Mr Do Dien, 64, worked as a translator for the highly decorated US General William Westmoreland during the 1960s. He signed up to work for the Army of the Republic of Vietnam when he was 24. After the war he was dispatched to a re-education camp for six years where he worked in the fields from 5am until 6pm and took two and a half hours of political classes every night. He mainly survived on potato and manioc. The latter, he said, “was only nice every few days.”
At the
Con Thien Fire Base, Mr Dien explained that the area had been defoliated by the US military in 1966 and after 15 days not a living tree survived. It took 12 years for trees to grow again, he explained on his Demilitarized Zone (DMZ) tour, north of Hué.

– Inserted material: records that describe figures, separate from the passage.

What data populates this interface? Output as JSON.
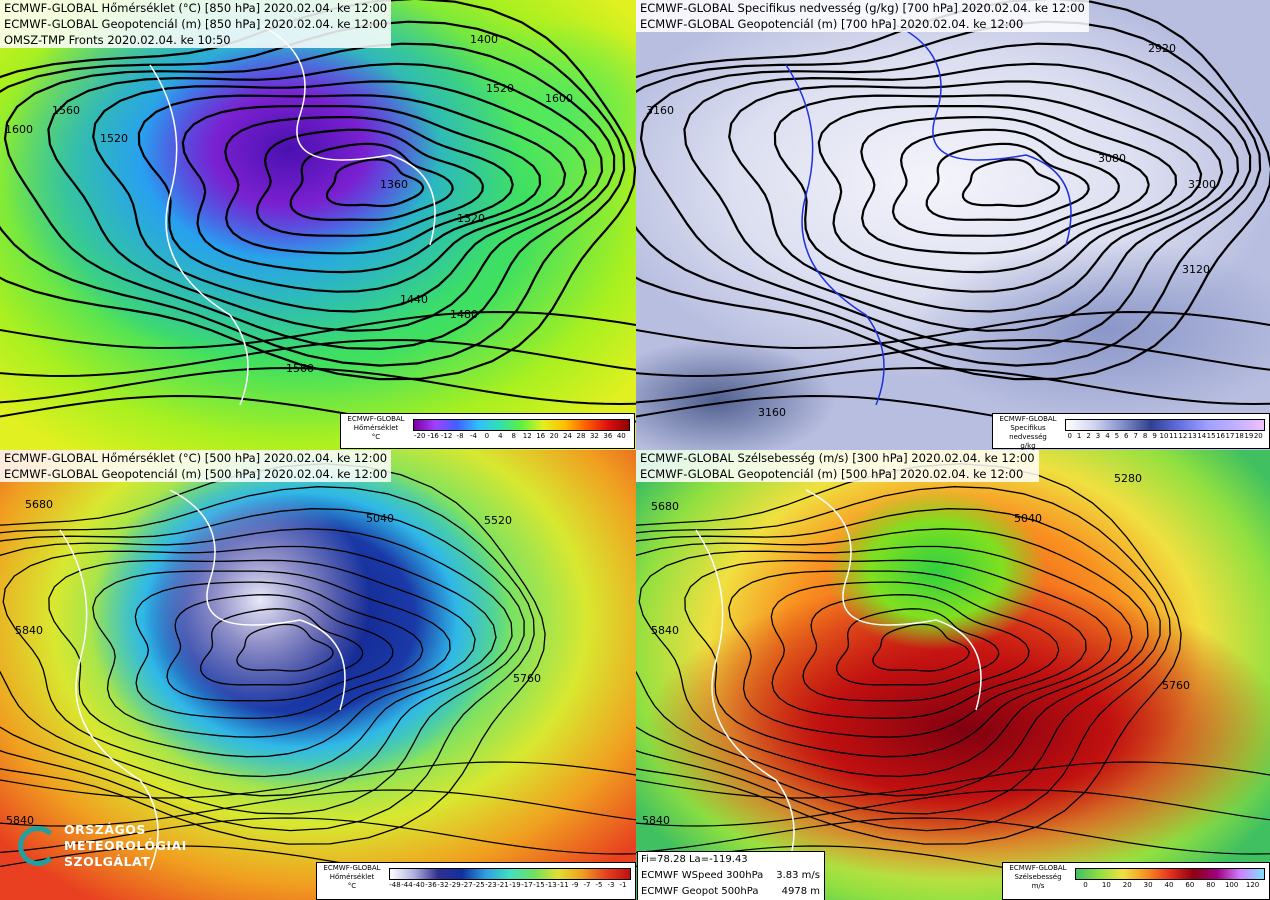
{
  "panels": [
    {
      "header": [
        "ECMWF-GLOBAL Hőmérséklet (°C) [850 hPa] 2020.02.04. ke 12:00",
        "ECMWF-GLOBAL Geopotenciál (m) [850 hPa] 2020.02.04. ke 12:00",
        "OMSZ-TMP Fronts 2020.02.04. ke 10:50"
      ],
      "legend": {
        "source": "ECMWF-GLOBAL",
        "name": "Hőmérséklet",
        "unit": "°C",
        "ticks": [
          "-20",
          "-16",
          "-12",
          "-8",
          "-4",
          "0",
          "4",
          "8",
          "12",
          "16",
          "20",
          "24",
          "28",
          "32",
          "36",
          "40"
        ]
      },
      "contour_labels": [
        "1600",
        "1560",
        "1520",
        "1480",
        "1440",
        "1400",
        "1520",
        "1600",
        "1360",
        "1320",
        "1560"
      ]
    },
    {
      "header": [
        "ECMWF-GLOBAL Specifikus nedvesség (g/kg) [700 hPa] 2020.02.04. ke 12:00",
        "ECMWF-GLOBAL Geopotenciál (m) [700 hPa] 2020.02.04. ke 12:00"
      ],
      "legend": {
        "source": "ECMWF-GLOBAL",
        "name": "Specifikus nedvesség",
        "unit": "g/kg",
        "ticks": [
          "0",
          "1",
          "2",
          "3",
          "4",
          "5",
          "6",
          "7",
          "8",
          "9",
          "10",
          "11",
          "12",
          "13",
          "14",
          "15",
          "16",
          "17",
          "18",
          "19",
          "20"
        ]
      },
      "contour_labels": [
        "3160",
        "3200",
        "3120",
        "3080",
        "2920",
        "3160"
      ]
    },
    {
      "header": [
        "ECMWF-GLOBAL Hőmérséklet (°C) [500 hPa] 2020.02.04. ke 12:00",
        "ECMWF-GLOBAL Geopotenciál (m) [500 hPa] 2020.02.04. ke 12:00"
      ],
      "legend": {
        "source": "ECMWF-GLOBAL",
        "name": "Hőmérséklet",
        "unit": "°C",
        "ticks": [
          "-48",
          "-44",
          "-40",
          "-36",
          "-32",
          "-29",
          "-27",
          "-25",
          "-23",
          "-21",
          "-19",
          "-17",
          "-15",
          "-13",
          "-11",
          "-9",
          "-7",
          "-5",
          "-3",
          "-1"
        ]
      },
      "contour_labels": [
        "5680",
        "5840",
        "5760",
        "5520",
        "5040",
        "5840"
      ]
    },
    {
      "header": [
        "ECMWF-GLOBAL Szélsebesség (m/s) [300 hPa] 2020.02.04. ke 12:00",
        "ECMWF-GLOBAL Geopotenciál (m) [500 hPa] 2020.02.04. ke 12:00"
      ],
      "legend": {
        "source": "ECMWF-GLOBAL",
        "name": "Szélsebesség",
        "unit": "m/s",
        "ticks": [
          "0",
          "10",
          "20",
          "30",
          "40",
          "60",
          "80",
          "100",
          "120"
        ]
      },
      "contour_labels": [
        "5680",
        "5840",
        "5760",
        "5040",
        "5280",
        "5840"
      ]
    }
  ],
  "logo": {
    "lines": [
      "ORSZÁGOS",
      "METEOROLÓGIAI",
      "SZOLGÁLAT"
    ]
  },
  "info_box": {
    "coords": "Fi=78.28 La=-119.43",
    "rows": [
      [
        "ECMWF WSpeed 300hPa",
        "3.83 m/s"
      ],
      [
        "ECMWF Geopot 500hPa",
        "4978 m"
      ]
    ]
  }
}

Today, coffee, rubber and pepper tree plantations can be seen.
At Truong Son Cemetery, a national memorial to the fallen during the American War (as it is called in Vietnam), 10,775 graves marked by the words Liet Si (martyr) are divided up into sections such as ‘unknown soldiers’ and ‘Ho Chi Minh City’ section. Sometimes, Mr Dien explains, parents who cannot bear to pray at an unmarked grave, adopt one of the many unmarked tombs and place the name of their son it.